Con No MES attenti a doom loop banche-BTP

Il pericolo No MES per i BTP e dunque il rischio che senza lo strumento pensato per sostenere il Fondo di risoluzione unico i titoli di stato italiani finiscano sotto attacco è stato messo in evidenza in un articolo pubblicato su Domani anche dall‘economista Alessandro Penati.

Penati ha ricordato il fenomeno del doom loop, ovvero l’abbraccio mortale tra i BTP e le banche.

Queste ultime, per chi non lo ricordasse, detengono infatti in pancia una bella mole del debito pubblico italiano.

“A chi ha votato in Parlamento rammento che le nostre banche detengono 665 miliardi di debito pubblico, a fronte di un patrimonio netto complessivo di 358 miliardi”, scrive Penati nell’articolo pubblicato su Domani “L’azzardo dei sovranisti fa crescere i rischi sui Btp”. Un fattore che rende le banche italiane vulnerabili a eventuali crisi del debito italiano.

Penati spiega di fatto che, “in caso di crisi del nostro debito, il suo valore crollerebbe e trascinerebbe le banche italiane”.

La crisi del debito infetterebbe le banche italiane, proprio a causa di quell’abbraccio mortale o anche relazione tossica, che esiste tra i BTP e gli istituti di credito. Relazione tossica ormai storica, che ha fatto scattare più volte sull’attenti il mondo degli investitori internazionali.

Ma se una eventuale crisi del debito pubblico finisse per travolgere gli istituti di credito italiani, si chiede l’economista, “senza il MES, chi ricapitalizzerebbe le banche in crisi?”

Niente crisi del debito pubblico, per ora, così sembra. Ma, nel caso dell’Italia con casse dello Stato perennemente in affanno, Penati ha  ricordato che gli investitori stranieri detengono 763 dei 2.844 miliardi di debito pubblico.

E che, nel caso in cui l’area euro finisse per scivolare in recessione, questi investitori potrebbero orientare i loro buy su asset più sicuri, a fronte del riemergere del “problema della sostenibilità del debito pubblico dell’Italia”.

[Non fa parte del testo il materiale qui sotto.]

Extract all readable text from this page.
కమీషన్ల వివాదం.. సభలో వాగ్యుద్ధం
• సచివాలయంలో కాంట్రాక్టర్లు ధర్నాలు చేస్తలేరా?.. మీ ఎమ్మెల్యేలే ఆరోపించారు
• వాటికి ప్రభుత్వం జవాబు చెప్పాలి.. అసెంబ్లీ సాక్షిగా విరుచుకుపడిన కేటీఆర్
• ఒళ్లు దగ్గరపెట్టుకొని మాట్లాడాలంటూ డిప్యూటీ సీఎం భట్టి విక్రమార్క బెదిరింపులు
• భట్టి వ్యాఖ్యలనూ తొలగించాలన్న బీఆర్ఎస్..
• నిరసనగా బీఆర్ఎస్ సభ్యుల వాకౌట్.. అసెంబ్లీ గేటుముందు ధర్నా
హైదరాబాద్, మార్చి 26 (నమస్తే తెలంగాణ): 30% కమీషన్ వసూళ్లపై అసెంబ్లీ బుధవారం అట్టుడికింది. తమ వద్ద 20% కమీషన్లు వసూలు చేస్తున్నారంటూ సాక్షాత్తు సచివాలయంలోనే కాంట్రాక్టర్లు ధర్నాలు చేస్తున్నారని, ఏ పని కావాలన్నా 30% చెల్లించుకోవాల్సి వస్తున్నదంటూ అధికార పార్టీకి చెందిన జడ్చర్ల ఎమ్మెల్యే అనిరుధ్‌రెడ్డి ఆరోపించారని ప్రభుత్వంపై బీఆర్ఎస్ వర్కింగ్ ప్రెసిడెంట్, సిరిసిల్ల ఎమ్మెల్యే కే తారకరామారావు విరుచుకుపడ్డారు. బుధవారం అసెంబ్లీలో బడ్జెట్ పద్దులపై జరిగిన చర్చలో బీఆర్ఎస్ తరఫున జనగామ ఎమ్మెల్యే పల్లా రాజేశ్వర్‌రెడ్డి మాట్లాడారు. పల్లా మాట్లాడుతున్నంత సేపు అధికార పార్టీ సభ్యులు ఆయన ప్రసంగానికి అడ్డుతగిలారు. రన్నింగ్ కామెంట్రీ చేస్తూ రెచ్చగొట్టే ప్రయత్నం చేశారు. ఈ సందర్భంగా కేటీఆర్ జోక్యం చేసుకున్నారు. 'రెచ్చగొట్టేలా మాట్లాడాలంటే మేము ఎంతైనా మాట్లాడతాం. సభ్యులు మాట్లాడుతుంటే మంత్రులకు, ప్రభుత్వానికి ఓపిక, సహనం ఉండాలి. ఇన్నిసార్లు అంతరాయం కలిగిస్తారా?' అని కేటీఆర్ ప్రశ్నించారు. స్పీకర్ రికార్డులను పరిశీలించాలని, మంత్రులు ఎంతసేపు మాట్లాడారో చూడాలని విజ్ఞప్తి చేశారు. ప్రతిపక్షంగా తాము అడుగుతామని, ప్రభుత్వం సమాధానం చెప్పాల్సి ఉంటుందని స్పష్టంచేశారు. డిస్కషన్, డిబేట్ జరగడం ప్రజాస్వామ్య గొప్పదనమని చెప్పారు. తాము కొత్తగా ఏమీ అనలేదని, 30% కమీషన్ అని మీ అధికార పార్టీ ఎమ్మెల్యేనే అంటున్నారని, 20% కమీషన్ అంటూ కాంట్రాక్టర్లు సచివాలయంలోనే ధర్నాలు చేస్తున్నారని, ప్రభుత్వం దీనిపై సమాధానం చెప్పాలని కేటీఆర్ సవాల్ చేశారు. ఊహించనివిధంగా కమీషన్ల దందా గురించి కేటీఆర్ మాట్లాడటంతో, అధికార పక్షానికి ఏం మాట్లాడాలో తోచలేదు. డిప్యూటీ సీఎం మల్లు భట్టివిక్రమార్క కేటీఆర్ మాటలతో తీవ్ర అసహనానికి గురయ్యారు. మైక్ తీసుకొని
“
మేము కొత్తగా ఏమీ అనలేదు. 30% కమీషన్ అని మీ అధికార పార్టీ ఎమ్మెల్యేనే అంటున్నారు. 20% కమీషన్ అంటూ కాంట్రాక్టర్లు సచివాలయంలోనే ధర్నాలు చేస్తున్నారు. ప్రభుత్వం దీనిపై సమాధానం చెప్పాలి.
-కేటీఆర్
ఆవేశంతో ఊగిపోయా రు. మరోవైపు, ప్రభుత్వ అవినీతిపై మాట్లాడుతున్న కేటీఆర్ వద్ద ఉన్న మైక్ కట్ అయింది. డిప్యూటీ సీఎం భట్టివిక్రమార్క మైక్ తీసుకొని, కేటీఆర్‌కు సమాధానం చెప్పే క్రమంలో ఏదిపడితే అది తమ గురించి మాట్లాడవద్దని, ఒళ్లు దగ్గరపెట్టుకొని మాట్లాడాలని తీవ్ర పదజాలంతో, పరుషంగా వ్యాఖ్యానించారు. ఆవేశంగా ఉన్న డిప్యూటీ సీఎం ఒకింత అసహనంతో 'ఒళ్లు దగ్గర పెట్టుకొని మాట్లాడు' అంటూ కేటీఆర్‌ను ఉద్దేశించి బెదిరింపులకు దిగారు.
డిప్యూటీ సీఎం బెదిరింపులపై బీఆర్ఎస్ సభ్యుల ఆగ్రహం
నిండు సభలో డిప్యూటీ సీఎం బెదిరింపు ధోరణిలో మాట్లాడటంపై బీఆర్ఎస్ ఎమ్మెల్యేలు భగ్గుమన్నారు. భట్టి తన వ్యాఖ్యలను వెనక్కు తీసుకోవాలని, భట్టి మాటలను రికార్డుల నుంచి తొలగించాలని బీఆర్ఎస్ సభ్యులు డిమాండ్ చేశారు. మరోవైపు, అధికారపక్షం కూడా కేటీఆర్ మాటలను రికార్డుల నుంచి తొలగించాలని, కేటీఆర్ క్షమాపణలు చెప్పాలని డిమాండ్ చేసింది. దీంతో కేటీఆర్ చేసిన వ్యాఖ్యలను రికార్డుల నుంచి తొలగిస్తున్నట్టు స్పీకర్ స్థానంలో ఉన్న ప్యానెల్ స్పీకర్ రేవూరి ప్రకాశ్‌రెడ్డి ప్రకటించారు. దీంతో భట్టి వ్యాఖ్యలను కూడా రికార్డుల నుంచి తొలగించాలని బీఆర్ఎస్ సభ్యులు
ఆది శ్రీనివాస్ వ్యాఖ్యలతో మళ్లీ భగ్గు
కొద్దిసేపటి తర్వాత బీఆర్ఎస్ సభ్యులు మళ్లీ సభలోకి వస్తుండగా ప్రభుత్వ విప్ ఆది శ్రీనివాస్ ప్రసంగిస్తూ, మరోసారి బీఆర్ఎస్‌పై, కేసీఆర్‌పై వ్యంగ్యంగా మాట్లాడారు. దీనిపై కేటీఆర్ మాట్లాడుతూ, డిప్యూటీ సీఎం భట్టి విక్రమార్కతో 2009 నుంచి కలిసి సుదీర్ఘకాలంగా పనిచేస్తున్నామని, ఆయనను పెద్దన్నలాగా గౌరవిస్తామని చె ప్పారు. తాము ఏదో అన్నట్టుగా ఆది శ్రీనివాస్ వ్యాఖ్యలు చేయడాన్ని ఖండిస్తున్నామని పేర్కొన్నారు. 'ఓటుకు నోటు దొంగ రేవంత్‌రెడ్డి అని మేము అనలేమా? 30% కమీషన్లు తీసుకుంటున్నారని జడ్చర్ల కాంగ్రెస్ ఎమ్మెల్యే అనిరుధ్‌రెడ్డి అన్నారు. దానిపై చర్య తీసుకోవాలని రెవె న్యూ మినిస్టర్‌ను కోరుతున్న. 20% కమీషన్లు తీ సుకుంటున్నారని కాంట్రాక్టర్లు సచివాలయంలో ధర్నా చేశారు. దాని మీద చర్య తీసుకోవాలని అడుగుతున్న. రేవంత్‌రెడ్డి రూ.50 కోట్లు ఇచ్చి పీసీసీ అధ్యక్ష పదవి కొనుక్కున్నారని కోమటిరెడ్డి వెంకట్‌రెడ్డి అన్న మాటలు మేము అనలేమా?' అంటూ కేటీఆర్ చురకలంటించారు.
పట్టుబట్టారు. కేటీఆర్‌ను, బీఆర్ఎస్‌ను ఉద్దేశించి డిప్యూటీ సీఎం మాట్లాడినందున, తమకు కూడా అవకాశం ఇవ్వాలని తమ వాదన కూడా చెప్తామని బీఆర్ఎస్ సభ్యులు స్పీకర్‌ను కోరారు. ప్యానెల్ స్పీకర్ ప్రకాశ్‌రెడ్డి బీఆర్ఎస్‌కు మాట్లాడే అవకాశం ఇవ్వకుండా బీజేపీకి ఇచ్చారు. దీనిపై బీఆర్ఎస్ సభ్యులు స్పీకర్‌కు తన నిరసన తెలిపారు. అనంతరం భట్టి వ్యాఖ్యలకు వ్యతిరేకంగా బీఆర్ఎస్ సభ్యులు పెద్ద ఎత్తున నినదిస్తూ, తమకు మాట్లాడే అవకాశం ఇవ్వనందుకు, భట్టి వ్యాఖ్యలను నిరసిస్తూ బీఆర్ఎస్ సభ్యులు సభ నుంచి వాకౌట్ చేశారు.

Che dire inoltre di quegli istituzionali italiani, che detengono 345 miliardi di euro di debito pubblico? Come si può pensare che, in caso di crisi, la loro priorità sarebbe quella di blindare i BTP?

Penati ricorda a tal proposito che “loro dovere è salvaguardare il risparmio dei clienti, non dare l’oro alla patria”.

Stessa cosa le banche, con i loro bilanci intasati da 665 miliardi di debito, che, più che tutelare le casse dello Stato, devono “tutelare gli interessi degli azionisti, in prevalenza stranieri”.

Dunque? In caso di crisi chi farebbe davvero da scudo ai BTP (e di conseguenza, a causa del doom loop), alle banche italiane? D’altronde i BTP, dunque i titoli di stato italiani, sono stati  mollati ulteriormente dalla Bce di Christine Lagarde che, nel suo ultimo atto del 2023, ha annunciato la tempistica con cui manderà definitivamente in soffitta il PEPP, ovvero QE pandemico, dopo avere staccato già la spina al QE tradizionale.